# Hawthorne ID



## M.Martian (Jun 22, 2010)

I've been looking here and around some of the other sites trying to figure out the age of a Hawthorne I just picked up.  It's mainly just for curiosity.  I would like to eventually throw a springer, fenders and maybe a rack on there.  I would like to keep it era correct but make and model is not important for this one.  I'm sure I will end up doing an accurate restore project some day as this vintage bike bug has sunk it's teeth in pretty deep. 

It's far from original and seems to be a mix of parts.  It had been listed as a pre-war.  It has definately been repainted at least one time as there appears to be a steel blue under the red.  This bike will not be restored other than a possible sand blast and powdercoat and riding it around.

I have more pictures of some other key areas on the frame if they are needed.

Thanks for any help on this.
Mark


----------



## Adamtinkerer (Jun 22, 2010)

The badge is a 1950-late 50s, but the frame looks like it was built by Murray. The brass screws in the badge also leads me to think it was added. Those rear dropouts are unusual too.


----------



## M.Martian (Jun 22, 2010)

I forgot to add the numbers on the bottom bracket.  Without removing any paint it appears that the stamping shows the following:
MUS-L (small text)
MOD 502 221 (small text)
56636 (large text)


----------



## Adamtinkerer (Jun 23, 2010)

'MOD 502' ID's this as a made for Sears bike by Murray. Usually, the middle # between 502 and the sequential serial # (56636) is a 4 or 5 digit catalog #. If it was prewar, it'd be a 5000 series #, and postwar 4500. So there might be additional numbers there, or it just has a weird number.


----------



## M.Martian (Jun 23, 2010)

Thanks,

I'll have to try and remove some of that paint and see what I can find in there.


----------



## RMS37 (Jun 23, 2010)

This is a good find and ties in with research I have been doing on the earliest postwar Murray frames of which this is one.

Briefly;

I have recorded two frames that I believe are from 1944-1945 with similar serial number stampings and MOS-J on them; they are earlier than this frame so the MOS-L makes sense with this frame being slightly later but it is premature to go much further regarding the interpretation of the J and L. I currently believe they relate to the bike’s build date but if the serial numbers run from 00001 to 99999 then one letter would not cover a full year of production so the letters may be consecutively stamped but may not mean these two frames are two year apart. 

I agree that MOD 502 can be interpreted loosely as “made by Murray for Sears”

The number 221 is the individual Sear model number. A model number was assigned to each different model of Sear bicycle sold before WW2 and was used in their parts literature for ordering replacement parts for the bicycles. Many of the prewar models had a decal on or near the seat binder clamp with the model number but at some point this number began being stamped into the bottom bracket and later yet seems to have been abandoned in favor of stamping a number in the bottom bracket that relates to the catalog order number for the bike. 

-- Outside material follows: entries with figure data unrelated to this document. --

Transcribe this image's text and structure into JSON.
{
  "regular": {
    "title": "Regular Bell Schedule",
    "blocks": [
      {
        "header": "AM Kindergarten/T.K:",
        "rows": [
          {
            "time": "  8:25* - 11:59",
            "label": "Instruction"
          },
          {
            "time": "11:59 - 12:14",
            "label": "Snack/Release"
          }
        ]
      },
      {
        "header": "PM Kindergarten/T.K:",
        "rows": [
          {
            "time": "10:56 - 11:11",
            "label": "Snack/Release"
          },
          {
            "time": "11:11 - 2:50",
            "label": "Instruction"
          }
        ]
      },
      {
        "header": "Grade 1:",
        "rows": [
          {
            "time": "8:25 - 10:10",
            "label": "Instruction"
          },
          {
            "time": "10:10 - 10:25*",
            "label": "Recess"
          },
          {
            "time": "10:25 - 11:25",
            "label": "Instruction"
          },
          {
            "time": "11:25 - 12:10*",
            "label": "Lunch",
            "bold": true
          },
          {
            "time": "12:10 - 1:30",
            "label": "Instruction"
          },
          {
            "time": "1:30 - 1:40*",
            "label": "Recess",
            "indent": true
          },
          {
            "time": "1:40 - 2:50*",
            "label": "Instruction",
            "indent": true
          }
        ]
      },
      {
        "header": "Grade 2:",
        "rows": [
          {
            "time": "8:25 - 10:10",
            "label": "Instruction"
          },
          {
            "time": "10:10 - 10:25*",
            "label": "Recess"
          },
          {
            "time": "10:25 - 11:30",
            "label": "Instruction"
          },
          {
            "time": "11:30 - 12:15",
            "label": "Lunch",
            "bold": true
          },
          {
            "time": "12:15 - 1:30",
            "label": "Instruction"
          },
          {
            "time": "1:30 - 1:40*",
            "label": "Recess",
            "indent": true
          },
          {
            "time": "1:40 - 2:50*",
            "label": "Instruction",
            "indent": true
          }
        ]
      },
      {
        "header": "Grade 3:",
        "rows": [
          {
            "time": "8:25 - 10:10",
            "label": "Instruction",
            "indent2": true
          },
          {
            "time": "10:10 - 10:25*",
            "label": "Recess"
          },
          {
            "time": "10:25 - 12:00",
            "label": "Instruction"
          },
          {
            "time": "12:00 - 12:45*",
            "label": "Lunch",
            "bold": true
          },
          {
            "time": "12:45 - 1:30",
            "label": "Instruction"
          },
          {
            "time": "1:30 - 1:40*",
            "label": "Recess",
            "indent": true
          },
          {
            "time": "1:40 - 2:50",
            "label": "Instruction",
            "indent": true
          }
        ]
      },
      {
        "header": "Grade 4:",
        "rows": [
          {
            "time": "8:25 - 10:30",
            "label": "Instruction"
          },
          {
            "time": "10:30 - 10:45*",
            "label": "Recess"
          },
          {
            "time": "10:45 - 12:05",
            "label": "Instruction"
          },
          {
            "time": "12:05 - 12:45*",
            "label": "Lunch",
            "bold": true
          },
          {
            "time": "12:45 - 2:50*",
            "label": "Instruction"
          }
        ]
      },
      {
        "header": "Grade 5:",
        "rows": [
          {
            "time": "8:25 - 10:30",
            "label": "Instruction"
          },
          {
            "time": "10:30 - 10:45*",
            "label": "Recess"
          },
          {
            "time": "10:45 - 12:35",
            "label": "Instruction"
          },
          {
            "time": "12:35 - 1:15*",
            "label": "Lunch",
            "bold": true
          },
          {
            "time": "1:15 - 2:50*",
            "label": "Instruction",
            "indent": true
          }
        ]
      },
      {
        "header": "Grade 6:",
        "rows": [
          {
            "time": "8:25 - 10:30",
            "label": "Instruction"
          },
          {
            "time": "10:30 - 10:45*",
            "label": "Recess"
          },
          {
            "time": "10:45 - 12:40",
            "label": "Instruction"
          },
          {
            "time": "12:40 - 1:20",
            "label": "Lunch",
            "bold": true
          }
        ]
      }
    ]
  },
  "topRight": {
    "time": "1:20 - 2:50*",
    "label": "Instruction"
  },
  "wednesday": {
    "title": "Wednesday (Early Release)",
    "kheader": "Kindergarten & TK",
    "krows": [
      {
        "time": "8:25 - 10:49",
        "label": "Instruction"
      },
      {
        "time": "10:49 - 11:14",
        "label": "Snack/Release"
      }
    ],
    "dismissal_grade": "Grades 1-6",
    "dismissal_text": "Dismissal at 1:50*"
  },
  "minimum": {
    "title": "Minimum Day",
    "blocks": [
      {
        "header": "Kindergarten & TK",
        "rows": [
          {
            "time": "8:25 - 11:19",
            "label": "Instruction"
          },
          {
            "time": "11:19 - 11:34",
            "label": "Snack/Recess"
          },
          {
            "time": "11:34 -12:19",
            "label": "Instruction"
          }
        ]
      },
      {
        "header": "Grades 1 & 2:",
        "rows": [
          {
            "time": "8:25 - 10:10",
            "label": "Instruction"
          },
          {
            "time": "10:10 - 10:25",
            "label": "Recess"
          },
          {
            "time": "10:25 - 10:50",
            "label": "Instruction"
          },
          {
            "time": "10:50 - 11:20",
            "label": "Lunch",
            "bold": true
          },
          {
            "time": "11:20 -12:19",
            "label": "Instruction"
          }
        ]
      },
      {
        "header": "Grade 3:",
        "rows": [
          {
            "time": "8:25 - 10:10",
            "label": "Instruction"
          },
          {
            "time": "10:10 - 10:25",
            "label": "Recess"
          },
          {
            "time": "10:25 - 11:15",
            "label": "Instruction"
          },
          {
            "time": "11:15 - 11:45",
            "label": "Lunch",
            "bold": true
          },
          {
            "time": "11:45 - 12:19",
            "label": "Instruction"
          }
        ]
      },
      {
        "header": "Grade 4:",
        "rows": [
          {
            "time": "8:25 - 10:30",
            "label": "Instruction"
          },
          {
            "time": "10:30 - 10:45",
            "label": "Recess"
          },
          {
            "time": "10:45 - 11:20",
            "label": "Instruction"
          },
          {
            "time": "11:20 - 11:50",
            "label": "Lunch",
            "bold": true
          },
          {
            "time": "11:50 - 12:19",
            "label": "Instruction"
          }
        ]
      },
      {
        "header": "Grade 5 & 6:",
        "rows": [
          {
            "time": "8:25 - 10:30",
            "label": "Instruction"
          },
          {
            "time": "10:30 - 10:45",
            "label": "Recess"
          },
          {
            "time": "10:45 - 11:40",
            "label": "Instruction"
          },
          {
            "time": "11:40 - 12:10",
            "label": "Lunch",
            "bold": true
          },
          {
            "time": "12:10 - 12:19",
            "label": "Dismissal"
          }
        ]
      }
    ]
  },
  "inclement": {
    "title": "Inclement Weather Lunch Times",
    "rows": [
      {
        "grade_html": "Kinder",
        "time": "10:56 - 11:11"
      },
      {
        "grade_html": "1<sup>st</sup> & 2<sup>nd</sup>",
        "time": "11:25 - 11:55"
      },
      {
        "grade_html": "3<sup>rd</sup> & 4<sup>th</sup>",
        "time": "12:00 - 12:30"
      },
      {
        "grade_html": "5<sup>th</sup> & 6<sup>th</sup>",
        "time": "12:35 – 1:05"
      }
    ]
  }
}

I don’t have anywhere near enough numbers to complete these chains but it looks like the 3 digit model number was stamped in bikes at least into the early 1950’s

Lastly, I do not believe the 56636 is a catalog number, on these early frames it is more likely the sequential serial number; in this case for the “L” series bikes.

Regarding the bike frames themselves, the earliest models I described are essentially the same as this bike and the frames used on later 40’s and 50’s J.C. Higgins bikes. The differences are the construction of the seat juncture, the dropouts and the fact that they are clearly labeled as Elgins rather than J.C. Higgins. These frames (of which two have surfaced with rumors of a third extant) have seat junctures that used formed sleeves and that can be dated by patent information to between 1944 and early 1945. The frame in this post has the same juncture as later frames with the bulged annular ring at the confluence of the tubes but has dropouts that face to the rear and are identical to those used on the earliest frames except the drop stand tangs have been removed from the drop out blank.

Anyway, I have been researching these bikes for about a year, since the first one turned up on eBay and your bike is the closest in design and serial number I have found. I would guess that your bike started life as an early post-war J.C. Higgins, likely from about 1946 or 1947 and as you can see I am excited to gain some additional information on this subject. If any one else has any early J.C. Higgins frames that can add to the knowledge about this period I would be very happy to hear from you.


----------



## Rookie (Jun 23, 2010)

Where do you guys find your bikes? Help im a rookie  ?


----------



## M.Martian (Jun 23, 2010)

Thanks for all that great info Phil.

Glad this frame can fill in a little bit more info for you.  Now that I know it's a Murray made in around 46-47 that gives me an idea of what parts I can keep an eye out for.  I guess that means the thread title should also change. 

One thing I noticed is that it has no bosses for any chain guard (rear stay or the bottom bracket).  It also looks like someone drilled out the fender mount hole on the drive side rear dropout.

As for finding these pre and early post war bikes.  I just got lucky and found this one on craigslist about a half hour from where I work.  After not finding much I found this one over the weekend and just picked up a possible pre-war Hawthorne frame on CL (now I need to figure out the date on that one).


----------



## M.Martian (Jun 23, 2010)

I just pulled the badge off to throw it on my Hawthorne frame and it's got another set of mounting holes under there (vertical centered pattern).  Unfortunately the hole pattern on the badge is wider than my Hawthorne's holes.

That frame has the following stamp on the bottom bracket.
I4 EH
127165

Is there any site out there that maps out the serial number on the Hawthorne similar to 
the one for Schwinn?


----------



## M.Martian (Jun 23, 2010)

fullshot of frame


----------



## RMS37 (Jun 24, 2010)

The grey frame is an H.P. Snyder built frame and could be a Hawthorne or a number of other brands that were produced by Snyder.

No one has successfully broken the code for Snyder serial numbers and there are no surviving lists in the public domain. Another one of my “for what it is worth” deductions is that the serial number pattern that Snyder started in 1940 has 2 lines of numbers; if you reverse the first two numbers on the first line you get 40 or 41 from 04 or 14. I believe this may represent the year of the bike which would make your bike a 1941; a year consistent with the style of the frame and the curved down tube which was introduced in 1941.


----------